説明

ボールねじ

【課題】ボールねじのナットの軸方向端部に接触シールを取り付ける際に、シールのリップ部とねじ軸との周方向での位置合わせが簡単にできるようにする。
【解決手段】シール4が固定されたシールキャップ5をナット1の取付部12に固定することで、シール4をナット1に取り付ける。取付部12の外周面の周方向で異なる位置に3つの平面部13を形成する。シールキャップ5は、取付部12に外嵌する環状部51と、内向きフランジ部52とからなる。環状部51には、3つの平面部13と同じ位置に、3つの貫通ねじ穴(貫通穴)51aを形成する。シールキャップ5の環状部51をナット1の取付部12に外嵌し、平面部13に貫通ねじ穴51aを合わせて小ねじ7を螺合することで、シール4がナット1に取り付けられるとともに、シール4のリップ部41とねじ軸2との周方向での位置合わせがなされる。

【発明の詳細な説明】
【技術分野】
【0001】
この発明は、内周面に螺旋溝が形成されたナットと、外周面に螺旋溝が形成されたねじ軸と、ナットの螺旋溝とねじ軸の螺旋溝で形成される軌道溝の間に配置されたボールと、ナットの軸方向両端部に配置されたリング状のシールを備えたボールねじに関する。
【背景技術】
【0002】
工作機械、射出成形機、半導体デバイス製造装置などで使用されるボールねじは、内周面に螺旋溝が形成されたナットと、外周面に螺旋溝が形成されたねじ軸と、ナットの螺旋溝とねじ軸の螺旋溝で形成される軌道溝の間に配置されたボールと、を備えている。

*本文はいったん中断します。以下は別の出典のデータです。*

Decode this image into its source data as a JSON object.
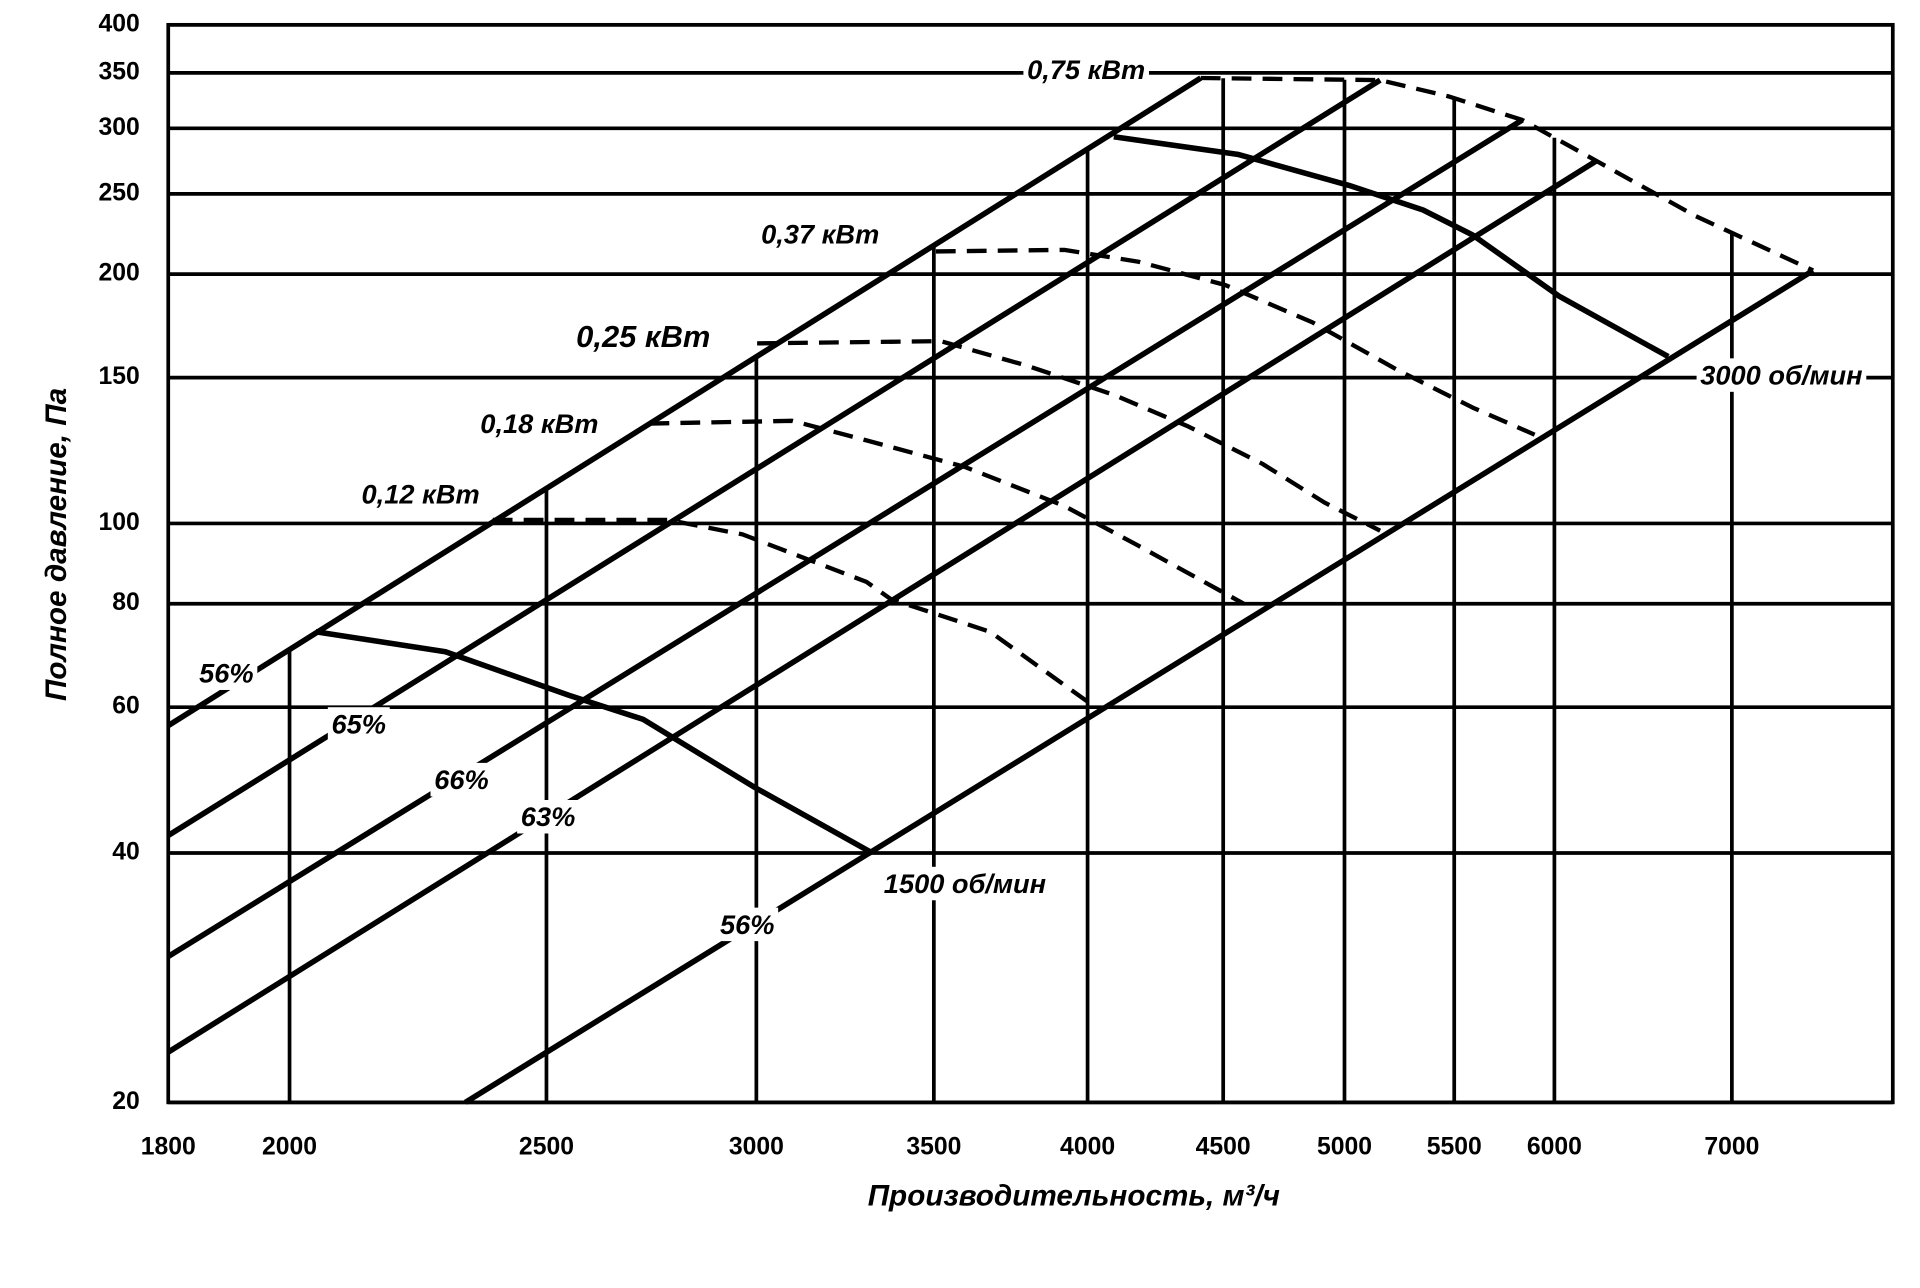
{
  "chart_data": {
    "type": "line",
    "x_label": "Производительность, м³/ч",
    "y_label": "Полное давление, Па",
    "log_x": true,
    "log_y": true,
    "grid": true,
    "xlim": [
      1800,
      8050
    ],
    "ylim": [
      20,
      400
    ],
    "xticks": [
      1800,
      2000,
      2500,
      3000,
      3500,
      4000,
      4500,
      5000,
      5500,
      6000,
      7000
    ],
    "yticks": [
      20,
      40,
      60,
      80,
      100,
      150,
      200,
      250,
      300,
      350,
      400
    ],
    "series": [
      {
        "name": "56%",
        "color": "#000000",
        "style": "solid",
        "x": [
          1800,
          4413
        ],
        "values": [
          57,
          345
        ]
      },
      {
        "name": "65%",
        "color": "#000000",
        "style": "solid",
        "x": [
          1800,
          5157
        ],
        "values": [
          42,
          343
        ]
      },
      {
        "name": "66%",
        "color": "#000000",
        "style": "solid",
        "x": [
          1800,
          5835
        ],
        "values": [
          30,
          307
        ]
      },
      {
        "name": "63%",
        "color": "#000000",
        "style": "solid",
        "x": [
          1800,
          6223
        ],
        "values": [
          23,
          274
        ]
      },
      {
        "name": "56%",
        "color": "#000000",
        "style": "solid",
        "x": [
          2330,
          7512
        ],
        "values": [
          20,
          202
        ]
      },
      {
        "name": "0,12 кВт",
        "color": "#000000",
        "style": "dashed",
        "x": [
          2386,
          2778,
          2964,
          3301,
          3372,
          3675,
          4027
        ],
        "values": [
          101,
          101,
          97,
          85,
          81,
          74,
          60
        ]
      },
      {
        "name": "0,18 кВт",
        "color": "#000000",
        "style": "dashed",
        "x": [
          2734,
          3095,
          3301,
          3596,
          3920,
          4181,
          4581
        ],
        "values": [
          132,
          133,
          126,
          117,
          105,
          94,
          80
        ]
      },
      {
        "name": "0,25 кВт",
        "color": "#000000",
        "style": "dashed",
        "x": [
          3002,
          3521,
          3796,
          4092,
          4365,
          4656,
          4913,
          5157
        ],
        "values": [
          165,
          166,
          155,
          143,
          131,
          118,
          106,
          98
        ]
      },
      {
        "name": "0,37 кВт",
        "color": "#000000",
        "style": "dashed",
        "x": [
          3506,
          3920,
          4181,
          4509,
          4862,
          5240,
          5589,
          5898
        ],
        "values": [
          213,
          214,
          207,
          194,
          175,
          153,
          138,
          128
        ]
      },
      {
        "name": "0,75 кВт",
        "color": "#000000",
        "style": "dashed",
        "x": [
          4413,
          5157,
          5470,
          5835,
          6223,
          6783,
          7512
        ],
        "values": [
          345,
          343,
          328,
          307,
          274,
          235,
          202
        ]
      },
      {
        "name": "1500 об/мин",
        "color": "#000000",
        "style": "solid",
        "x": [
          2046,
          2290,
          2550,
          2719,
          2996,
          3318
        ],
        "values": [
          74,
          70,
          62,
          58,
          48,
          40
        ]
      },
      {
        "name": "3000 об/мин",
        "color": "#000000",
        "style": "solid",
        "x": [
          4092,
          4557,
          5020,
          5353,
          5589,
          6026,
          6624
        ],
        "values": [
          293,
          279,
          256,
          239,
          223,
          188,
          159
        ]
      }
    ]
  }
}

このようなボールねじのボールは、ねじ軸の回転運動に伴ってねじ溝を転動するため、ねじ軸に付着した塵埃や摩耗粉などの異物がナット内に入り込むと、ナット内に入り込んだ異物によってボールの転がり運動が阻害され、焼付きなどの損傷が生じることがある。
そこで、ナット内への異物の侵入等を防ぐために、ナットの軸方向両端にリング状のシールが配置されている。
【0003】
特許文献1には、ボールねじのナットの軸方向端部に、外周面にV溝(V字断面の周溝)を形成した取付部を形成し、この取付部に、予めシールが取り付けられたシールキャップを固定することが記載されている。前記シールは、ねじ軸の軸直角断面形状と相似の内周縁形状のリップ部を有し、ねじ軸に摺接する接触シールである。
前記シールキャップは、ナットの取付部の外周面に外嵌する環状部を有し、この環状部に、外周面から径方向に貫通する取付ねじ穴が形成されている。前記シールキャップはナットに対して、前記環状部の取付ねじ穴に止めねじを螺合し、その先端の円錐面を前記取付部のV溝を構成する押圧斜面に押圧することで固定されている。

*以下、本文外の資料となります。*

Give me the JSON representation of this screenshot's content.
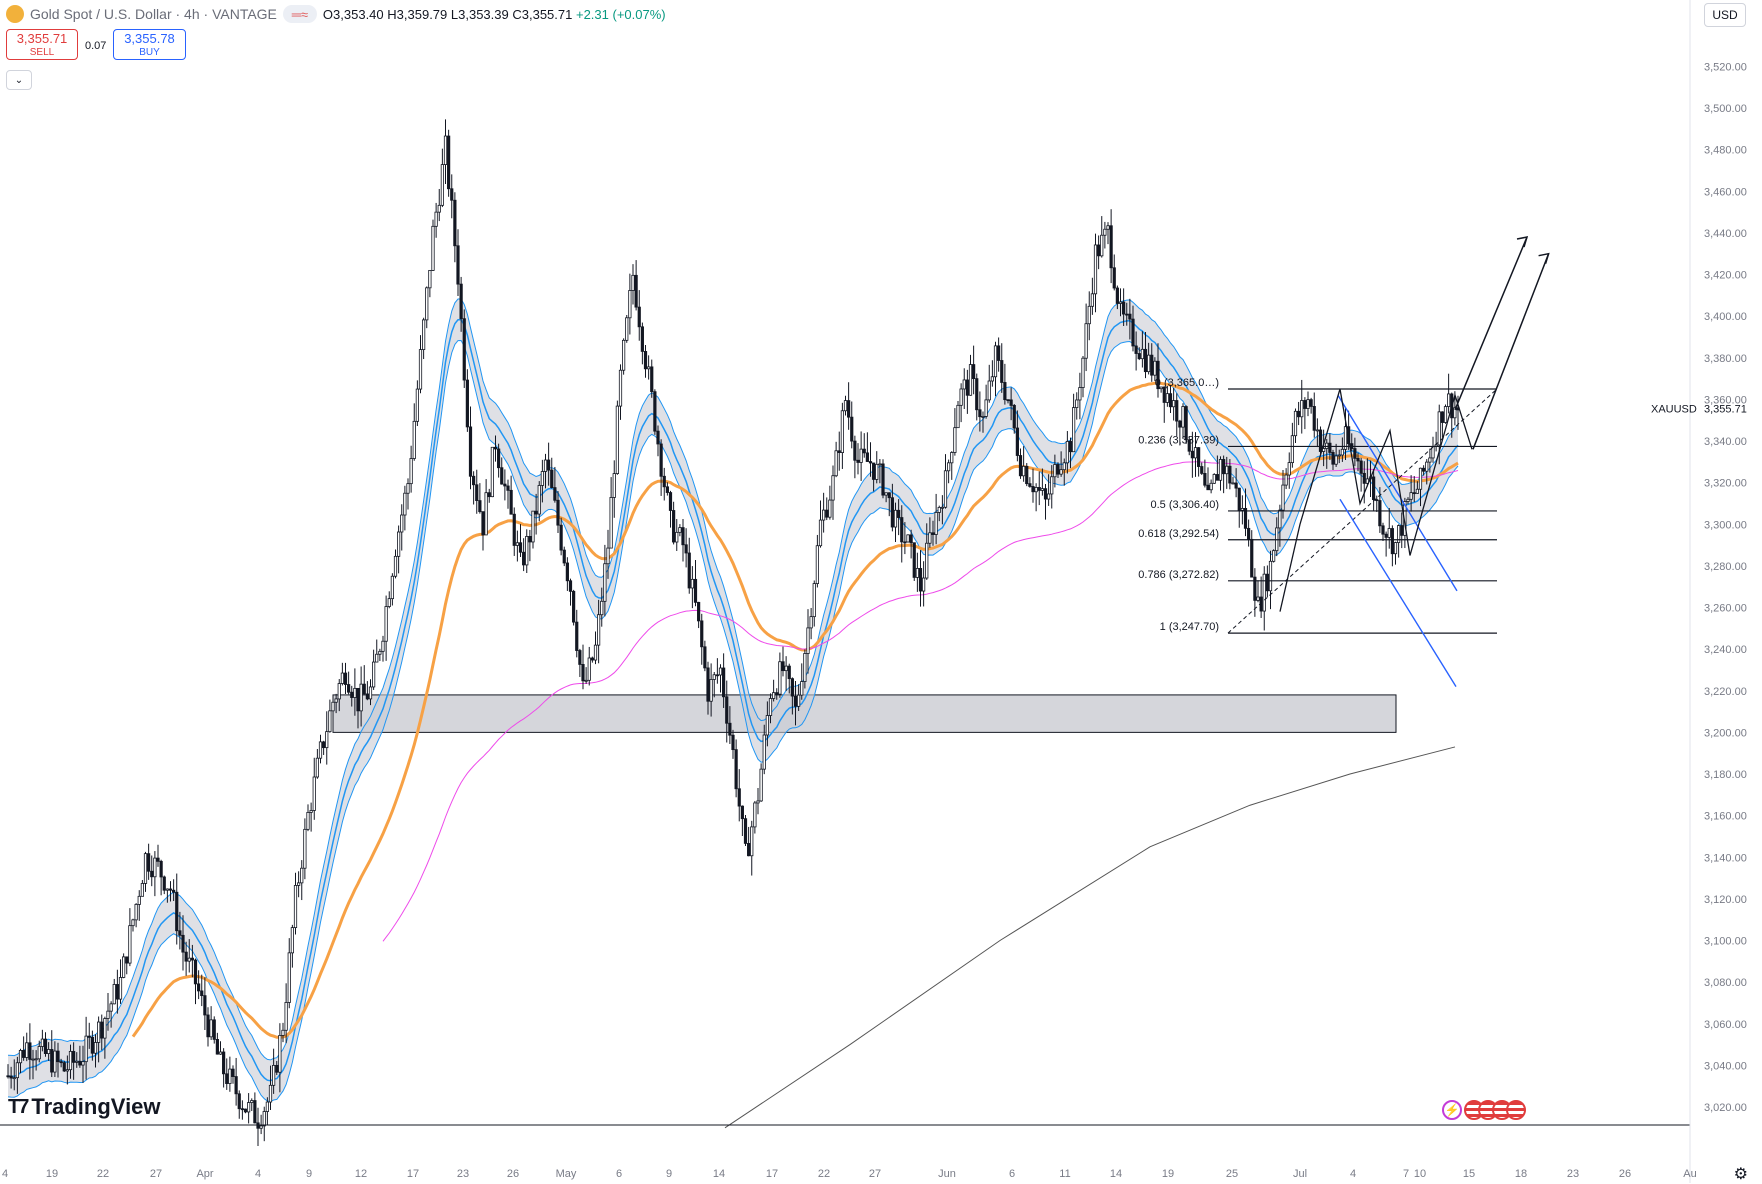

これにより、シールの固定時に、リップ部の周方向位置(位相)が任意に設定できるため、リップ部の内周縁形状とねじ軸の軸直角断面形状を正確に合わせることが可能になることで、接触シールのシール性の向上が図れると記載されている。
【先行技術文献】
【特許文献】
【0004】
【特許文献1】特開2008−261403号公報
【発明の概要】
【発明が解決しようとする課題】
【0005】
しかし、特許文献1に記載されたボールねじでは、シールのリップ部とねじ軸を周方向で位置合わせする作業を、シールキャップを回転させて、リップ部の先端を確認しながら行う必要があるため手間がかかるとともに、良好な防塵性および密封性を得ることができる最適な位置に調整することが難しい。

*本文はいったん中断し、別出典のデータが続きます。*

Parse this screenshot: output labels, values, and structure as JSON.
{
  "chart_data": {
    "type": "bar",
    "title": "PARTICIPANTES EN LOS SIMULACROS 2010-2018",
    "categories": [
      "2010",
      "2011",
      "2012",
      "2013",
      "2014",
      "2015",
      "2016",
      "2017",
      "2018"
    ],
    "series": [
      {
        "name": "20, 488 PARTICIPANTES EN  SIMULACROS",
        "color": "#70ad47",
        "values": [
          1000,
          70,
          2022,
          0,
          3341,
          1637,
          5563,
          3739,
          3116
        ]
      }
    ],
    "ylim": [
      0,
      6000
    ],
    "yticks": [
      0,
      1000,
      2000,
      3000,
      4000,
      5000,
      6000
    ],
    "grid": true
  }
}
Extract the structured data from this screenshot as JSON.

この発明の課題は、ボールねじのナットの軸方向端部に接触シールを取り付ける際に、シールのリップ部とねじ軸との周方向での位置合わせが簡単にできるようにすることである。
【課題を解決するための手段】
【0006】
上記課題を解決するために、この発明は、内周面に螺旋溝が形成されたナットと、外周面に螺旋溝が形成されたねじ軸と、ナットの螺旋溝とねじ軸の螺旋溝で形成される軌道溝の間に配置されたボールと、ナットの軸方向両端部に配置されたリング状のシールを備えたボールねじであって、前記シールは、ねじ軸の軸直角断面形状と相似の内周縁形状のリップ部を有し、ねじ軸に摺接する接触シールであり、下記の構成(1) 〜(4) を有することを特徴とする。
(1) 前記ナットの軸方向端部からなる取付部の外周面の周方向で異なる位置となる3カ所以上に、前記ナットの径方向と垂直な平面部を設ける。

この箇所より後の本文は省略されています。